Clovis Oncology has settled SEC allegations that its executives misled investors about the efficacy of rociletinib in a filing to raise $298 million. Patrick Mahaffy, who remained CEO despite the scandal, is paying $250,000 to get out from under allegations that he played a prominent role.
The allegations date back to 2015. In May of that year, Clovis presented data linking EGFR inhibitor rociletinib to a 60% objective response rate (ORR). The data dialed up expectations for rociletinib, also known as Roci, but the picture inside Clovis allegedly changed shortly after the data drop.
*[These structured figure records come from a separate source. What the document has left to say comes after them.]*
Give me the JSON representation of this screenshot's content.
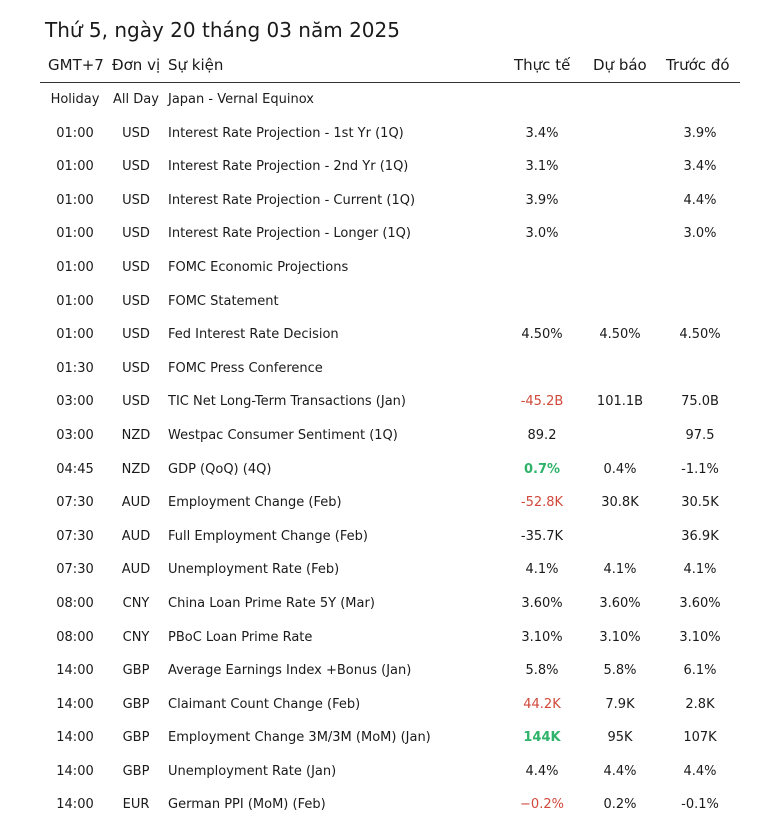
{
  "title": "Thứ 5, ngày 20 tháng 03 năm 2025",
  "headers": {
    "time": "GMT+7",
    "currency": "Đơn vị",
    "event": "Sự kiện",
    "actual": "Thực tế",
    "forecast": "Dự báo",
    "previous": "Trước đó"
  },
  "colors": {
    "negative": "#d0493b",
    "positive": "#2fb36b"
  },
  "rows": [
    {
      "time": "Holiday",
      "currency": "All Day",
      "event": "Japan - Vernal Equinox",
      "actual": "",
      "forecast": "",
      "previous": "",
      "status": ""
    },
    {
      "time": "01:00",
      "currency": "USD",
      "event": "Interest Rate Projection - 1st Yr (1Q)",
      "actual": "3.4%",
      "forecast": "",
      "previous": "3.9%",
      "status": ""
    },
    {
      "time": "01:00",
      "currency": "USD",
      "event": "Interest Rate Projection - 2nd Yr (1Q)",
      "actual": "3.1%",
      "forecast": "",
      "previous": "3.4%",
      "status": ""
    },
    {
      "time": "01:00",
      "currency": "USD",
      "event": "Interest Rate Projection - Current (1Q)",
      "actual": "3.9%",
      "forecast": "",
      "previous": "4.4%",
      "status": ""
    },
    {
      "time": "01:00",
      "currency": "USD",
      "event": "Interest Rate Projection - Longer (1Q)",
      "actual": "3.0%",
      "forecast": "",
      "previous": "3.0%",
      "status": ""
    },
    {
      "time": "01:00",
      "currency": "USD",
      "event": "FOMC Economic Projections",
      "actual": "",
      "forecast": "",
      "previous": "",
      "status": ""
    },
    {
      "time": "01:00",
      "currency": "USD",
      "event": "FOMC Statement",
      "actual": "",
      "forecast": "",
      "previous": "",
      "status": ""
    },
    {
      "time": "01:00",
      "currency": "USD",
      "event": "Fed Interest Rate Decision",
      "actual": "4.50%",
      "forecast": "4.50%",
      "previous": "4.50%",
      "status": ""
    },
    {
      "time": "01:30",
      "currency": "USD",
      "event": "FOMC Press Conference",
      "actual": "",
      "forecast": "",
      "previous": "",
      "status": ""
    },
    {
      "time": "03:00",
      "currency": "USD",
      "event": "TIC Net Long-Term Transactions (Jan)",
      "actual": "-45.2B",
      "forecast": "101.1B",
      "previous": "75.0B",
      "status": "neg"
    },
    {
      "time": "03:00",
      "currency": "NZD",
      "event": "Westpac Consumer Sentiment (1Q)",
      "actual": "89.2",
      "forecast": "",
      "previous": "97.5",
      "status": ""
    },
    {
      "time": "04:45",
      "currency": "NZD",
      "event": "GDP (QoQ) (4Q)",
      "actual": "0.7%",
      "forecast": "0.4%",
      "previous": "-1.1%",
      "status": "pos"
    },
    {
      "time": "07:30",
      "currency": "AUD",
      "event": "Employment Change (Feb)",
      "actual": "-52.8K",
      "forecast": "30.8K",
      "previous": "30.5K",
      "status": "neg"
    },
    {
      "time": "07:30",
      "currency": "AUD",
      "event": "Full Employment Change (Feb)",
      "actual": "-35.7K",
      "forecast": "",
      "previous": "36.9K",
      "status": ""
    },
    {
      "time": "07:30",
      "currency": "AUD",
      "event": "Unemployment Rate (Feb)",
      "actual": "4.1%",
      "forecast": "4.1%",
      "previous": "4.1%",
      "status": ""
    },
    {
      "time": "08:00",
      "currency": "CNY",
      "event": "China Loan Prime Rate 5Y (Mar)",
      "actual": "3.60%",
      "forecast": "3.60%",
      "previous": "3.60%",
      "status": ""
    },
    {
      "time": "08:00",
      "currency": "CNY",
      "event": "PBoC Loan Prime Rate",
      "actual": "3.10%",
      "forecast": "3.10%",
      "previous": "3.10%",
      "status": ""
    },
    {
      "time": "14:00",
      "currency": "GBP",
      "event": "Average Earnings Index +Bonus (Jan)",
      "actual": "5.8%",
      "forecast": "5.8%",
      "previous": "6.1%",
      "status": ""
    },
    {
      "time": "14:00",
      "currency": "GBP",
      "event": "Claimant Count Change (Feb)",
      "actual": "44.2K",
      "forecast": "7.9K",
      "previous": "2.8K",
      "status": "neg"
    },
    {
      "time": "14:00",
      "currency": "GBP",
      "event": "Employment Change 3M/3M (MoM) (Jan)",
      "actual": "144K",
      "forecast": "95K",
      "previous": "107K",
      "status": "pos"
    },
    {
      "time": "14:00",
      "currency": "GBP",
      "event": "Unemployment Rate (Jan)",
      "actual": "4.4%",
      "forecast": "4.4%",
      "previous": "4.4%",
      "status": ""
    },
    {
      "time": "14:00",
      "currency": "EUR",
      "event": "German PPI (MoM) (Feb)",
      "actual": "−0.2%",
      "forecast": "0.2%",
      "previous": "-0.1%",
      "status": "neg"
    }
  ]
}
On July 7, the SEC alleges (PDF) Mahaffy and then-CFO Erle Mast learned that Clovis’ FDA filing for Roci would put the unconfirmed ORR at 42%. At that point, the confirmed ORR came in at 31%. The following day, Clovis claimed Roci achieved a 60% ORR in a filing to raise $298 million, without saying that the result was unconfirmed
“Mahaffy and Mast formally approved, in writing, the filing of the Prospectus Supplement with the SEC and the use of the roadshow presentation that both referenced the ASCO 2015 60% ORR,” the SEC wrote in its complaint. “These documents gave investors the false impression that Roci’s ORR continued to be 60%.”
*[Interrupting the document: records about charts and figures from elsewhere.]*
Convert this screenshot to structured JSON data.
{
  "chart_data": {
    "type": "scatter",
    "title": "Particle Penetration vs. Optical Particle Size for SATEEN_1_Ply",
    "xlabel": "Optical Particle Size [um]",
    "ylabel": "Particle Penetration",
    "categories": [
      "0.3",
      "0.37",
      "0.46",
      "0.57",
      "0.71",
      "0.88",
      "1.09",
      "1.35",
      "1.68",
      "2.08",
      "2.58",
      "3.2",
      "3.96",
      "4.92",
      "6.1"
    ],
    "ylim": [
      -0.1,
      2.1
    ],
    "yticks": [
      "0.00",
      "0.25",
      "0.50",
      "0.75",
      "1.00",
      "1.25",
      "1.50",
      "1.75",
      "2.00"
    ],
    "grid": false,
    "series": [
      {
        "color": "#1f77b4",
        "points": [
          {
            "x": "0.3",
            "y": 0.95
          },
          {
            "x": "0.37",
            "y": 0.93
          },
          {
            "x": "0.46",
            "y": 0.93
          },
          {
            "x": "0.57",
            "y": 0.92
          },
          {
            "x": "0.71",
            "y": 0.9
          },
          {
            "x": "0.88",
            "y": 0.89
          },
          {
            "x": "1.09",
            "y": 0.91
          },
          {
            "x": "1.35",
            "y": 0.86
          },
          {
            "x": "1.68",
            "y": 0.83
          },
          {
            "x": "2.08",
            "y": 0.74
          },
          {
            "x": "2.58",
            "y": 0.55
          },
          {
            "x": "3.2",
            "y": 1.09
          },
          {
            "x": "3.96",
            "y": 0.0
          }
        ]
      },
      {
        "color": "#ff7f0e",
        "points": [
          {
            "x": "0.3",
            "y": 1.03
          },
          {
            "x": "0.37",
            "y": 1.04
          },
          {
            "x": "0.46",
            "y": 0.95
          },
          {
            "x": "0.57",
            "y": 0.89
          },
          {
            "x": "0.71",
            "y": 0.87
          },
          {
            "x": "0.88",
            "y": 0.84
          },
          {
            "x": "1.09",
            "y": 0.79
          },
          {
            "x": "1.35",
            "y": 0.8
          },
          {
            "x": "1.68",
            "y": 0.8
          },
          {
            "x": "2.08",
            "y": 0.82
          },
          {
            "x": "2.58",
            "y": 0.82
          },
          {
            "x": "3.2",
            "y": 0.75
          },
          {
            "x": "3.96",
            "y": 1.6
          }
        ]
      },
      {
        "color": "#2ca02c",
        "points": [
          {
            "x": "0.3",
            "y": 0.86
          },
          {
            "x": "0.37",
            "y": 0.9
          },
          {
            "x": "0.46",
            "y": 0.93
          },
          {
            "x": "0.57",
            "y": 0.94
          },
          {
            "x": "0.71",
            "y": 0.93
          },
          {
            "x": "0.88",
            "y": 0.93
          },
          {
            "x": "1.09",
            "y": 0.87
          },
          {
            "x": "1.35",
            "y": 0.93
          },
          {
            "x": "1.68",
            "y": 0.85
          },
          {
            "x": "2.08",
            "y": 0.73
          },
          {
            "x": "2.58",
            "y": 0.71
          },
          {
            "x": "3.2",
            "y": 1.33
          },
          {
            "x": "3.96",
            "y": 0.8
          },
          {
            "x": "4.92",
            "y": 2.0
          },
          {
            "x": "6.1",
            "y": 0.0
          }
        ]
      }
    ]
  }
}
The situation reached a head in November. In the SEC’s telling of events, Clovis learned that the FDA disagreed with its ORR calculation on Nov. 9. By the FDA’s reckoning, the actual ORR languished in the 20s. The day after hearing from the FDA, Clovis cited the 60% ORR at an investor conference. Six days later, Clovis revealed that the FDA put the ORR at 28%, precipitating a 70% drop in its stock price.
Clovis emerged with a battered stock price, a tattered reputation and, according to the SEC, a bank balance boosted by stock sales made on the basis of lies. The money enabled Clovis to bring PARP inhibitor Rubraca to market.
Mahaffy is paying $250,000, a fraction of his annual pay packet, to settle his part of the case. Mast is getting off the hook with a $100,000 payment. The SEC settlement hits Clovis—and, by extension, its investors—the hardest. Clovis is paying the SEC $20 million.